O presidente da Câmara dos Deputados, Hugo Motta (Republicanos -PB), criticou neste sábado (11) a decisão do ministro Flávio Dino, do Supremo Tribunal Federal (STF), relacionada à investigação sobre emendas parlamentares supostamente direcionadas pelo presidente nacional do PL, Valdemar Costa Neto. Para o parlamentar, a medida representa uma “indevida intervenção judicial” na atividade política.
Em nota, Motta afirmou que a decisão não aponta desvio de recursos públicos nem irregularidades na destinação das emendas, mas se baseia em interpretações que, segundo ele, acabam por criminalizar a atuação política.

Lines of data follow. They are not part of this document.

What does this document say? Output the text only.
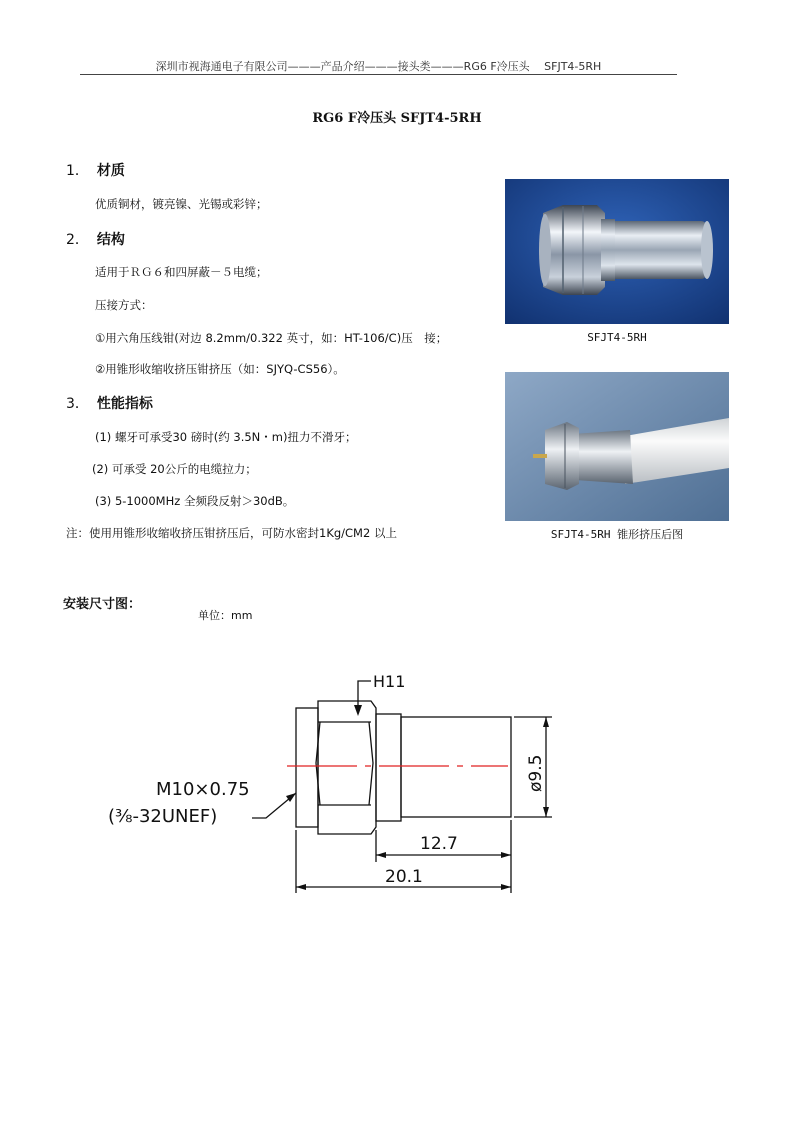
深圳市视海通电子有限公司———产品介绍———接头类———RG6 F冷压头　 SFJT4-5RH
RG6 F冷压头 SFJT4-5RH
1． 材质
优质铜材，镀亮镍、光锡或彩锌；
2． 结构
适用于ＲＧ６和四屏蔽－５电缆；
压接方式：
①用六角压线钳(对边 8.2mm/0.322 英寸，如：HT-106/C)压　接；
②用锥形收缩收挤压钳挤压（如：SJYQ-CS56）。
3． 性能指标
(1) 螺牙可承受30 磅时(约 3.5N・m)扭力不滑牙；
(2) 可承受 20公斤的电缆拉力；
(3) 5-1000MHz 全频段反射＞30dB。
注：使用用锥形收缩收挤压钳挤压后，可防水密封1Kg/CM2 以上
SFJT4-5RH
SFJT4-5RH 锥形挤压后图
安装尺寸图：
单位：mm
H11
M10×0.75
(⅜-32UNEF)
12.7
20.1
ø9.5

O presidente da Câmara também defendeu a legalidade da distribuição dos recursos e declarou que a execução das emendas seguiu as normas em vigor e os acordos institucionais firmados entre os Poderes.
O que investiga a PF
A Polícia Federal apura se deputados federais participaram, tinham conhecimento ou deixaram de agir diante do uso de seus nomes em emendas parlamentares que teriam sido indicadas por Valdemar Costa Neto. A investigação também considera a hipótese de que alguns parlamentares desconhecem que apareciam formalmente como autores das solicitações.

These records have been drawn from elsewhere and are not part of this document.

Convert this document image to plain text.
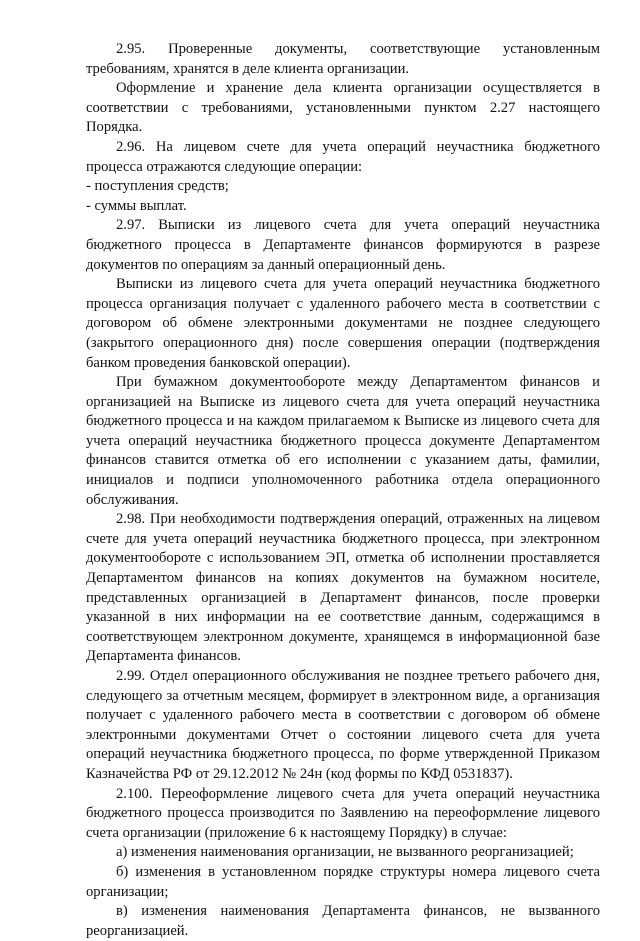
2.95. Проверенные документы, соответствующие установленным требованиям, хранятся в деле клиента организации.

Оформление и хранение дела клиента организации осуществляется в соответствии с требованиями, установленными пунктом 2.27 настоящего Порядка.

2.96. На лицевом счете для учета операций неучастника бюджетного процесса отражаются следующие операции:

- поступления средств;

- суммы выплат.

2.97. Выписки из лицевого счета для учета операций неучастника бюджетного процесса в Департаменте финансов формируются в разрезе документов по операциям за данный операционный день.

Выписки из лицевого счета для учета операций неучастника бюджетного процесса организация получает с удаленного рабочего места в соответствии с договором об обмене электронными документами не позднее следующего (закрытого операционного дня) после совершения операции (подтверждения банком проведения банковской операции).

При бумажном документообороте между Департаментом финансов и организацией на Выписке из лицевого счета для учета операций неучастника бюджетного процесса и на каждом прилагаемом к Выписке из лицевого счета для учета операций неучастника бюджетного процесса документе Департаментом финансов ставится отметка об его исполнении с указанием даты, фамилии, инициалов и подписи уполномоченного работника отдела операционного обслуживания.

2.98. При необходимости подтверждения операций, отраженных на лицевом счете для учета операций неучастника бюджетного процесса, при электронном документообороте с использованием ЭП, отметка об исполнении проставляется Департаментом финансов на копиях документов на бумажном носителе, представленных организацией в Департамент финансов, после проверки указанной в них информации на ее соответствие данным, содержащимся в соответствующем электронном документе, хранящемся в информационной базе Департамента финансов.

2.99. Отдел операционного обслуживания не позднее третьего рабочего дня, следующего за отчетным месяцем, формирует в электронном виде, а организация получает с удаленного рабочего места в соответствии с договором об обмене электронными документами Отчет о состоянии лицевого счета для учета операций неучастника бюджетного процесса, по форме утвержденной Приказом Казначейства РФ от 29.12.2012 № 24н (код формы по КФД 0531837).

2.100. Переоформление лицевого счета для учета операций неучастника бюджетного процесса производится по Заявлению на переоформление лицевого счета организации (приложение 6 к настоящему Порядку) в случае:

а) изменения наименования организации, не вызванного реорганизацией;

б) изменения в установленном порядке структуры номера лицевого счета организации;

в) изменения наименования Департамента финансов, не вызванного реорганизацией.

As apurações embasaram a decisão de Flávio Dino que determinou o bloqueio de R$ 119 milhões das contas do dirigente do PL. Segundo a PF, ainda será analisado o grau de envolvimento – ou eventual desconhecimento – dos deputados mencionados na documentação reunida durante a investigação.
De acordo com os investigadores, Valdemar Costa Neto, mesmo sem ocupar cargo eletivo, teria exercido influência sobre a definição dos valores, dos municípios beneficiados e da destinação das emendas. A suspeita é de que servidores da Câmara fossem responsáveis por operacionalizar essas indicações.

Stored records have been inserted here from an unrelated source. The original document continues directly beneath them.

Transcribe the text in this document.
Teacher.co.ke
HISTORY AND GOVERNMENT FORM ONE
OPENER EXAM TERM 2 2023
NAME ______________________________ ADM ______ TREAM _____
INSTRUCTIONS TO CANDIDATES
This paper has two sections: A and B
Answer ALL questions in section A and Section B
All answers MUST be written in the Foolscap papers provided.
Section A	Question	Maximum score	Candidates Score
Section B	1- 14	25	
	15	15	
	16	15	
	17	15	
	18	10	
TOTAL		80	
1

Defesa da Câmara e de Valdemar
Na nota divulgada neste sábado, Hugo Motta também manifestou confiança no trabalho dos servidores da Câmara. Segundo ele, é comum que parlamentares deleguem às equipes de gabinete a operacionalização das indicações de emendas conforme orientações partidárias, sem que isso represente qualquer irregularidade.
A defesa de Valdemar Costa Neto também se pronunciou e afirmou que a articulação política realizada pelo presidente do PL é uma prática natural. Os advogados negam a existência de qualquer crime e sustentam que a decisão judicial se baseia em premissas consideradas frágeis.